Plant recovery and drought management
The Sims practice rotational grazing to ensure their grasses are able to fully recover between grazing periods. They divide larger acres of pasture into over 140 smaller pastures.
“Our growing season is so short here, so it really takes us most of two seasons to get a full recovery on a plant,” says Shanon. “To get 90 days of growing season recovery requires two full years of deferment, so that’s why we have so many pastures.”
Stock density is also key to the operation, says Shanon. The more stock in a small area for a short period of time, the more hoof action occurs.
“It’s like tilling a garden,” Shanon says. “You have to break up the surface and create a seed bed, so that’s part of the reason for so many pastures.”
The Sims’ drought management plan begins with drought proofing.

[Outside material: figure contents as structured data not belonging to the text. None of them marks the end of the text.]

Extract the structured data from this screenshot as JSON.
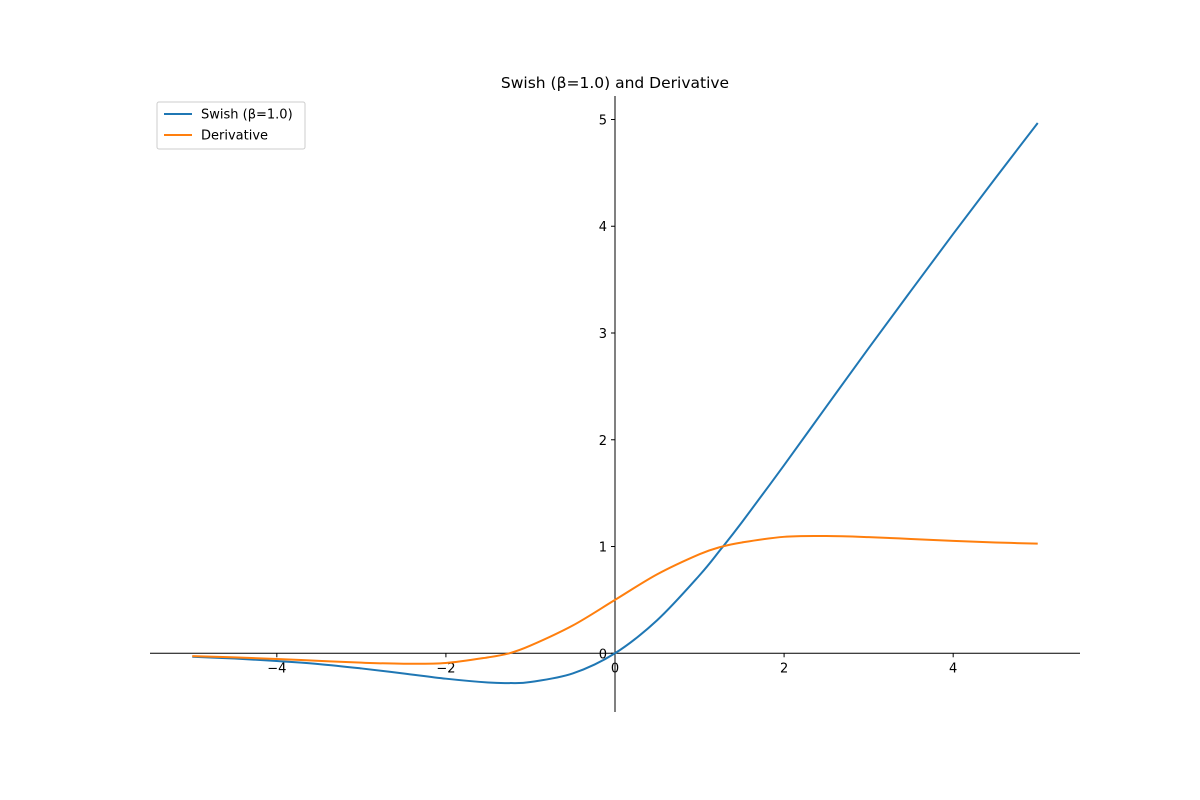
{
  "chart_data": {
    "type": "line",
    "title": "Swish (β=1.0) and Derivative",
    "xlabel": "",
    "ylabel": "",
    "xlim": [
      -5.5,
      5.5
    ],
    "ylim": [
      -0.55,
      5.22
    ],
    "x_ticks": [
      -4,
      -2,
      0,
      2,
      4
    ],
    "y_ticks": [
      0,
      1,
      2,
      3,
      4,
      5
    ],
    "x_tick_labels": [
      "−4",
      "−2",
      "0",
      "2",
      "4"
    ],
    "y_tick_labels": [
      "0",
      "1",
      "2",
      "3",
      "4",
      "5"
    ],
    "grid": false,
    "legend_position": "top-left",
    "spines": "centered at origin",
    "x": [
      -5.0,
      -4.5,
      -4.0,
      -3.5,
      -3.0,
      -2.5,
      -2.0,
      -1.5,
      -1.25,
      -1.0,
      -0.5,
      0.0,
      0.5,
      1.0,
      1.25,
      1.5,
      2.0,
      2.5,
      3.0,
      3.5,
      4.0,
      4.5,
      5.0
    ],
    "series": [
      {
        "name": "Swish (β=1.0)",
        "color": "#1f77b4",
        "values": [
          -0.033,
          -0.049,
          -0.072,
          -0.101,
          -0.142,
          -0.189,
          -0.238,
          -0.274,
          -0.279,
          -0.269,
          -0.189,
          0.0,
          0.311,
          0.731,
          0.973,
          1.226,
          1.762,
          2.311,
          2.858,
          3.395,
          3.928,
          4.451,
          4.967
        ]
      },
      {
        "name": "Derivative",
        "color": "#ff7f0e",
        "values": [
          -0.027,
          -0.038,
          -0.053,
          -0.071,
          -0.088,
          -0.098,
          -0.091,
          -0.038,
          0.0,
          0.072,
          0.26,
          0.5,
          0.74,
          0.928,
          0.996,
          1.038,
          1.091,
          1.098,
          1.088,
          1.071,
          1.053,
          1.038,
          1.027
        ]
      }
    ]
  }
}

“Our biggest strategy is proofing ahead of time,” says Shanon. “Rather than reacting to drought, we are planning for it.”
“Even in our worst year of drought, we still can grow pretty decent forage,” he adds. “If we have two years in a row of drought, we are growing OK forage – by the third year, we will probably have to destock, but that’s our first strategy.”
Shanon and Melinda attended their first Ranching for Profit school in January of 2020 and joined the Ranching For Profit Executive Link program.
“The program gives your ranch five other ranches as board members holding you accountable,” Melinda says.
Last summer, Shanon and Melinda were asked to become instructors for the school, so all last winter and up until June this year, they have been training and studying.
“We will now be instructors as a couple, so we kind of moved into the role of being able to share principles and things that have worked for us to help others improve and share our ideas on a large-scale basis,” Melinda says.
The Sims are always looking towards the future and working to better their operation.
“There’s always a yearning to do better for the animals, people, environment and the bottom line,” says Melinda.
The Sims strive to build a business for future generations.
“We would love for our children to come back, but we want them to be fulfilled in whatever they do,” says Melinda. “We want to build and maintain a business that is enticing to future generations, so it can be carried on and the land management can be improved on.”
“We want the next generation to have the opportunity to take the ranch over,” says Scott. “If they want to be here, it’s there, if not, there’re lots of young people out there who would just love to have an opportunity to ranch. Once in a while, those things can happen.”
April offers advice for future generations of ranchers, saying, “Faith is important. Sometimes, you have to accept you are going through a tough time and down the road, things will get better.”
“Realize it’s not something that happens overnight,” she adds. “It takes time, dedication and hard work.”